During recent years, brain imaging has proved useful in confirming the diagnosis of WE and in contributing to earlier detection (Antunez et al., 1998
). The usual findings at MR imaging in patients with WE include high signal intensities in the mamillary bodies, medial thalami, tectum of the midbrain, and the periaqueductal region. The chronic stage may show atrophy of of the mamillary bodies and midbrain tegmentum, as well as dilatation of the third ventricle (Yokote et al., 1991
; Doraiswamy et al., 1994
). Unfortunately, we could not perform MRI in our patient due to poor compliance.

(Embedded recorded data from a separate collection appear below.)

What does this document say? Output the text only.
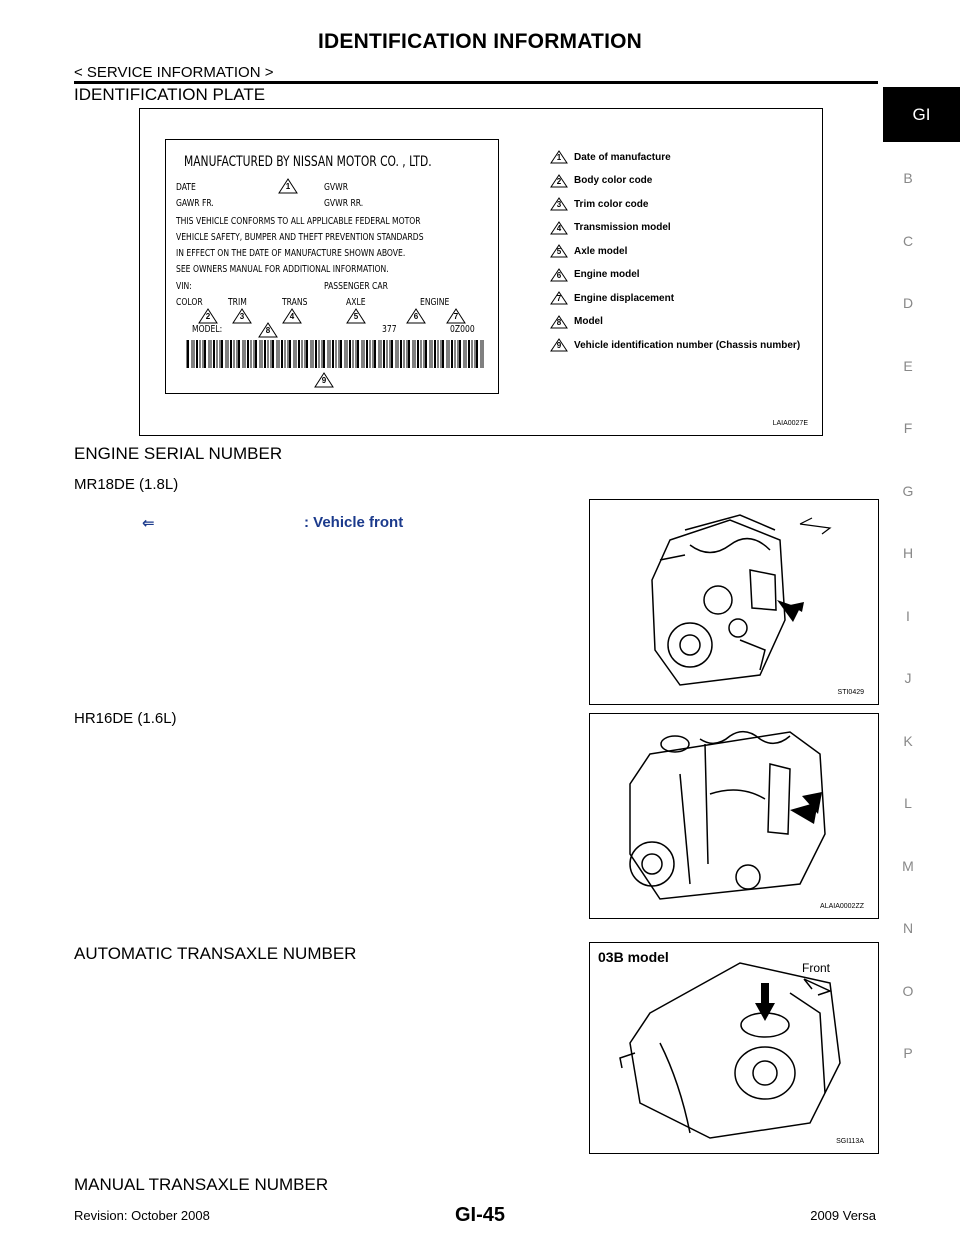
IDENTIFICATION INFORMATION
< SERVICE INFORMATION >
GI
B
C
D
E
F
G
H
I
J
K
L
M
N
O
P
IDENTIFICATION PLATE
MANUFACTURED BY NISSAN MOTOR CO. , LTD.
DATE	1	GVWR
GAWR FR.	GVWR RR.
THIS VEHICLE CONFORMS TO ALL APPLICABLE FEDERAL MOTOR
VEHICLE SAFETY, BUMPER AND THEFT PREVENTION STANDARDS
IN EFFECT ON THE DATE OF MANUFACTURE SHOWN ABOVE.
SEE OWNERS MANUAL FOR ADDITIONAL INFORMATION.
VIN:	PASSENGER CAR
COLOR	TRIM	TRANS	AXLE	ENGINE
2	3	4	5	6	7
MODEL:	8	377	0Z000
9
1	Date of manufacture
2	Body color code
3	Trim color code
4	Transmission model
5	Axle model
6	Engine model
7	Engine displacement
8	Model
9	Vehicle identification number (Chassis number)
LAIA0027E
ENGINE SERIAL NUMBER
MR18DE (1.8L)
⇐	: Vehicle front
STI0429
HR16DE (1.6L)
ALAIA0002ZZ
AUTOMATIC TRANSAXLE NUMBER	03B model
Front
SGI113A
MANUAL TRANSAXLE NUMBER
Revision: October 2008	GI-45	2009 Versa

Although we have not determined plasma thiamine level as it is not a routine parameter on admission we believed that Mr A's initial symptoms were not due to WE but due to the multiple brain metastases. There are some hints that support this hypothesis. First, due to poor compliance Mr A got only one administration of 100 mg thiamine intramuscular. Intramuscular doses of >200 mg daily are believed to be required to show improvement in disorientated WE-patients (Ambrose et al., 2001
; Thomson et al., 2002
). Second, the neuropsychological improvement of Mr A occurred too late to attribute it to the administration of thiamine: Mr A received a singular dose of 100 mg thiamine on admission day and improved after the Day 46. We attributed his eventual neurological and neuropsychological improvement to the palliative whole brain radiation therapy (WBRT) and prednisone treatment. The initial worsening of neurological symptoms is typical for WBRT. WBRT is the treatment of choice for brain metastases because it prolongs the mean survival rate from 1 to 6 months (Zabel et al., 2004
), affords a good local control, eliminates any micrometastases, reduces the risk of recurrent brain metastases, improves overall survival and quality of life as in our case, and can prevent death due to brain compression syndrome (Ellis et al., 1998
).
Mr A's case demonstrates that the clinical criteria for WE are not pathognomic. The spectrum of differential diagnoses is quite broad and includes intracranial haemorrhage, stroke, brain tumor, intracerebral metastases, hepatic failure, central pontine myelinolysis, as well as, cerebral infections such as meningitis. According to recent published recommendations it is good clinical practice that patients at risk of WE receive 250 mg thiamine intramuscular for 35 days (Thomson et al., 2006b
) but if there is no rapid response, further neurological examination are required in order to establish the correct diagnosis and serve optimal medical treatment.